I don't know, I try to give a lot of designers a fair chance to show their inner beauty in spite of being juiced up worse with chemical enhancement than an Olympic bodybuilder or professional wrestler, and there have been a great many which have been unfairly thrashed by fragrance community snobs when they actually have some merit, accounting for taste of course. However, there isn't even a slight sliver lining to this very "grey" cloud, one that is looming ever greater over the house of Dolce & Gabbana if stuff like this is the future of their creative direction. We've already seen a decade of inane flankers for older lines, and their last new masculine pillar is from the 200o's, which is stretching into Chanel-length development cycles, but without the Chanel reputation for quality and originality. Honestly, if this really is an attempt to cash in on renewed interest in vetiver, there are so many better options at the same or lower prices than this, it's existence is irrelevant, and if it is indeed meant to be a cheaper take on Tom Ford's Grey Vetiver, guess what? It's only maybe half again cheaper at retail unless buying from a discounter, which is where stock of this is likely destined anyway. Huge Thumbs down, and if you end up with this as a gift, just bring it to the office for the next Secret Santa, just don't blame me if they fire you for your sardonic sense of humor. This is a veritable flusher for me, but I won't discount that a lot of you folks really into vetiver might actually be interested in something like this despite its huge flaws, or just something "perfectly boring" to wear when you have the pragmatic urge to smell like little extra besides deodorant.
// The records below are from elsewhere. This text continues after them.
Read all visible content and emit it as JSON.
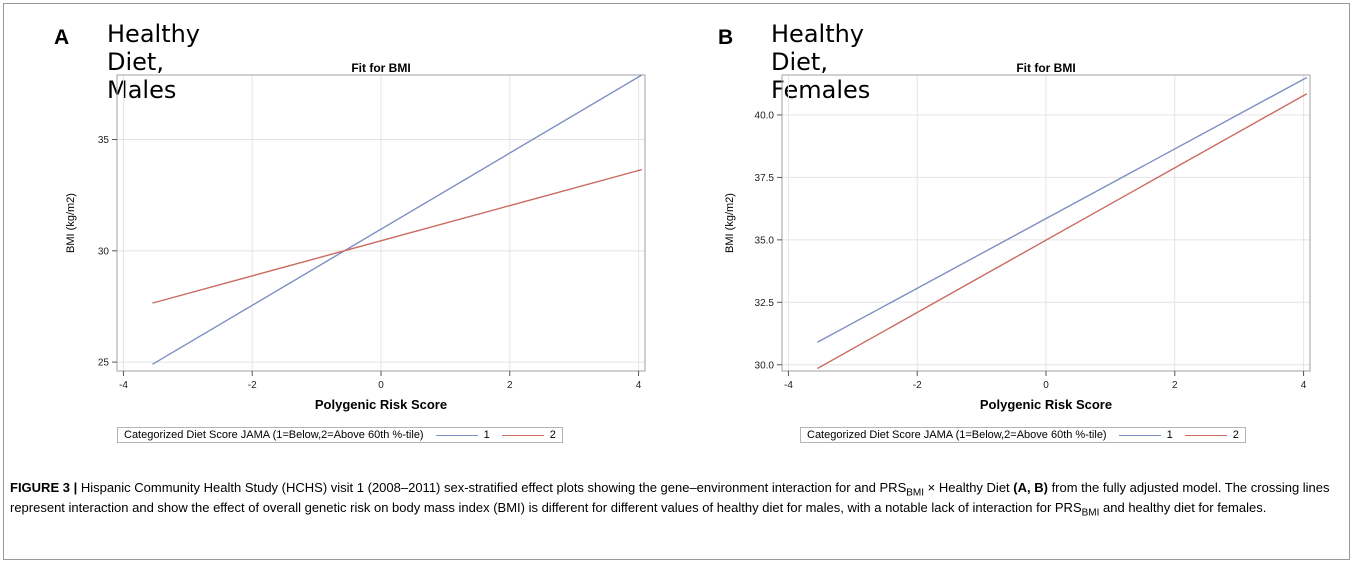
{
  "figure": {
    "caption": {
      "label": "FIGURE 3 |",
      "text1": " Hispanic Community Health Study (HCHS) visit 1 (2008–2011) sex-stratified effect plots showing the gene–environment interaction for and PRS",
      "sub1": "BMI",
      "text2": " × Healthy Diet ",
      "bold2": "(A, B)",
      "text3": " from the fully adjusted model. The crossing lines represent interaction and show the effect of overall genetic risk on body mass index (BMI) is different for different values of healthy diet for males, with a notable lack of interaction for PRS",
      "sub2": "BMI",
      "text4": " and healthy diet for females."
    }
  },
  "colors": {
    "series1": "#7f8fc4",
    "series2": "#cc6b60",
    "grid": "#e4e4e4",
    "frame": "#a0a0a0"
  },
  "panels": [
    {
      "letter": "A",
      "title": "Healthy Diet, Males",
      "legend_label": "Categorized Diet Score JAMA (1=Below,2=Above 60th %-tile)"
    },
    {
      "letter": "B",
      "title": "Healthy Diet, Females",
      "legend_label": "Categorized Diet Score JAMA (1=Below,2=Above 60th %-tile)"
    }
  ],
  "chart_data": [
    {
      "type": "line",
      "title": "Fit for BMI",
      "xlabel": "Polygenic Risk Score",
      "ylabel": "BMI (kg/m2)",
      "xlim": [
        -4.1,
        4.1
      ],
      "ylim": [
        24.6,
        37.9
      ],
      "xticks": [
        -4,
        -2,
        0,
        2,
        4
      ],
      "xtick_labels": [
        "-4",
        "-2",
        "0",
        "2",
        "4"
      ],
      "yticks": [
        25,
        30,
        35
      ],
      "ytick_labels": [
        "25",
        "30",
        "35"
      ],
      "grid": true,
      "legend": "bottom",
      "series": [
        {
          "name": "1",
          "x": [
            -3.55,
            4.05
          ],
          "y": [
            24.9,
            37.9
          ]
        },
        {
          "name": "2",
          "x": [
            -3.55,
            4.05
          ],
          "y": [
            27.65,
            33.65
          ]
        }
      ]
    },
    {
      "type": "line",
      "title": "Fit for BMI",
      "xlabel": "Polygenic Risk Score",
      "ylabel": "BMI (kg/m2)",
      "xlim": [
        -4.1,
        4.1
      ],
      "ylim": [
        29.75,
        41.6
      ],
      "xticks": [
        -4,
        -2,
        0,
        2,
        4
      ],
      "xtick_labels": [
        "-4",
        "-2",
        "0",
        "2",
        "4"
      ],
      "yticks": [
        30.0,
        32.5,
        35.0,
        37.5,
        40.0
      ],
      "ytick_labels": [
        "30.0",
        "32.5",
        "35.0",
        "37.5",
        "40.0"
      ],
      "grid": true,
      "legend": "bottom",
      "series": [
        {
          "name": "1",
          "x": [
            -3.55,
            4.05
          ],
          "y": [
            30.9,
            41.5
          ]
        },
        {
          "name": "2",
          "x": [
            -3.55,
            4.05
          ],
          "y": [
            29.85,
            40.85
          ]
        }
      ]
    }
  ]
}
Make sure to sample this first, which shouldn't be too difficult at department stores, who will literally thrust something like this into your hand at warp speed, especially during sales events. This holds not a single candle to the original The One for Men, which is worlds apart and actually a good gourmand fragrance.
25th November, 2018 (last edited: 26th November, 2018)
If it's not bad enough that D&G denude the original, they then give us this latest offering, following the latest lavender and vetiver trend by numbers. No tobacco and nothing interesting here. And underpowered in a big way. Liable, I'm sure, to be a hit at Christmas time, but I can think of literally nothing to commend it.